Detection of MTBE in water supplies has led to state MTBE bans and decisions by petroleum companies to use less MTBE.  As less MTBE is used, companies in many cases are seeking ethanol as a substitute, especially in the East and Northeast but also near Houston and Dallas-Fort Worth, where MTBE has been used extensively in cleaner-burning reformulated gasoline required there.  (In California and the Midwest, where reformulated gasoline is also required, the transition to ethanol has already occurred.)

But a smooth transition may be difficult, EIA has concluded.  New ethanol production capacity may not be on line soon enough to meet the increase in demand.  Also, transporting ethanol to East Coast and Texas terminals, storing it, and blending it in gasoline raise significant additional difficulties that could impact supplies.

The prospect of more ethanol in more markets across the country has raised the issue of transporting ethanol by pipeline, which is rarely done in the United States.  When it occurs, it involves generally small pipelines with few shippers and a limited slate of products. 

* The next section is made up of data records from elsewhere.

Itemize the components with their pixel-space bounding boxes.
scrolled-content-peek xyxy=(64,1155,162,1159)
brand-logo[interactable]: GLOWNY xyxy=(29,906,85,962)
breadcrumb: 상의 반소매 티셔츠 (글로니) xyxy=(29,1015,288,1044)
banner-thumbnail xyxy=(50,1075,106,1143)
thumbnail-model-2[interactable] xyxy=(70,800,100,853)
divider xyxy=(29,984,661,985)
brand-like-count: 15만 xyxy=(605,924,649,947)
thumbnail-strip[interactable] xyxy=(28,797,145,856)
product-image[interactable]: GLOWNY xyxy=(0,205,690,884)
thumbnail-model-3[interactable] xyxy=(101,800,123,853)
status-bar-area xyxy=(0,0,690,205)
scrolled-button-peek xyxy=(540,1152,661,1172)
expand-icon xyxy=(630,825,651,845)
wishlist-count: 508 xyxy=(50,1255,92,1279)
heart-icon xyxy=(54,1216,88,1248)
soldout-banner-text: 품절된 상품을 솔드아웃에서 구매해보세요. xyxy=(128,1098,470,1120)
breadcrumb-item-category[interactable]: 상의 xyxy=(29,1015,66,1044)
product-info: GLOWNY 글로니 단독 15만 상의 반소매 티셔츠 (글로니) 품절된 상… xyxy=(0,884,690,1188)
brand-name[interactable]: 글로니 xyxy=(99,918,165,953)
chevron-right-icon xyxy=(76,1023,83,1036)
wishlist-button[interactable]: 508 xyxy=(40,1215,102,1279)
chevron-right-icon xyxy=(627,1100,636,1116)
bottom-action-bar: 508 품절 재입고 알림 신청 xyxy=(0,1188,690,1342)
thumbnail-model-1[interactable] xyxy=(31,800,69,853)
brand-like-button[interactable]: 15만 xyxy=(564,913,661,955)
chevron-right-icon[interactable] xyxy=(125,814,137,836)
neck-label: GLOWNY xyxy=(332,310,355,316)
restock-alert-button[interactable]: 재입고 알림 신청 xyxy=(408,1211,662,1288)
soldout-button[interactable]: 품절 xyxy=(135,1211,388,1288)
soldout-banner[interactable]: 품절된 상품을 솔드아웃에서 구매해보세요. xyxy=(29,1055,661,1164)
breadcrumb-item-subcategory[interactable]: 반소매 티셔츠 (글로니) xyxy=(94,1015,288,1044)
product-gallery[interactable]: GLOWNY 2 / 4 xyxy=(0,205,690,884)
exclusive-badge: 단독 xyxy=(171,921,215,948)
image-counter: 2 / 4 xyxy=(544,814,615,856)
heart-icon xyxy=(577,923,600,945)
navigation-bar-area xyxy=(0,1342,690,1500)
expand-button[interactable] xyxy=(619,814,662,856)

In the near term, it is likely that most of the projected increase in shipments of ethanol to terminals will be handled by tanker truck and rail tank car as opposed to pipelines.  Except for a few proprietary pipelines, the refined product pipeline operators do not ship ethanol in their systems. 

Wider use of pipelines to transport ethanol is problematic for several reasons.  It means addressing ethanol’s water affinity problem (ethanol is water soluble meaning it absorbs water). Because water accumulation in pipelines is a normal occurrence (in most cases water enters the system through terminal and refinery tank roofs or can be dissolved in fuels during refinery processes), introducing ethanol into a pipeline risks rendering it unusable as a transportation fuel.

The second challenge to transporting ethanol by pipeline is the need to address corrosion issues.  Ethanol-related corrosion problems can result from how ethanol behaves in the pipe.  There is some evidence that ethanol in high concentrations can lead to various forms of corrosion including internal stress corrosion cracking, which is very hard to detect.  This damage may be accelerated at weld joints or “hard spots” where the steel metallurgy has been altered.

While it may be technically possible to address issues relating to transporting ethanol via pipeline, significant investments in new and modified facilities and operational practices would be necessary.

While oil pipeline operators search for ways to address the challenges of transporting ethanol blended products, they will continue to provide the most efficient, reliable and safest means of transporting fuel for your daily life.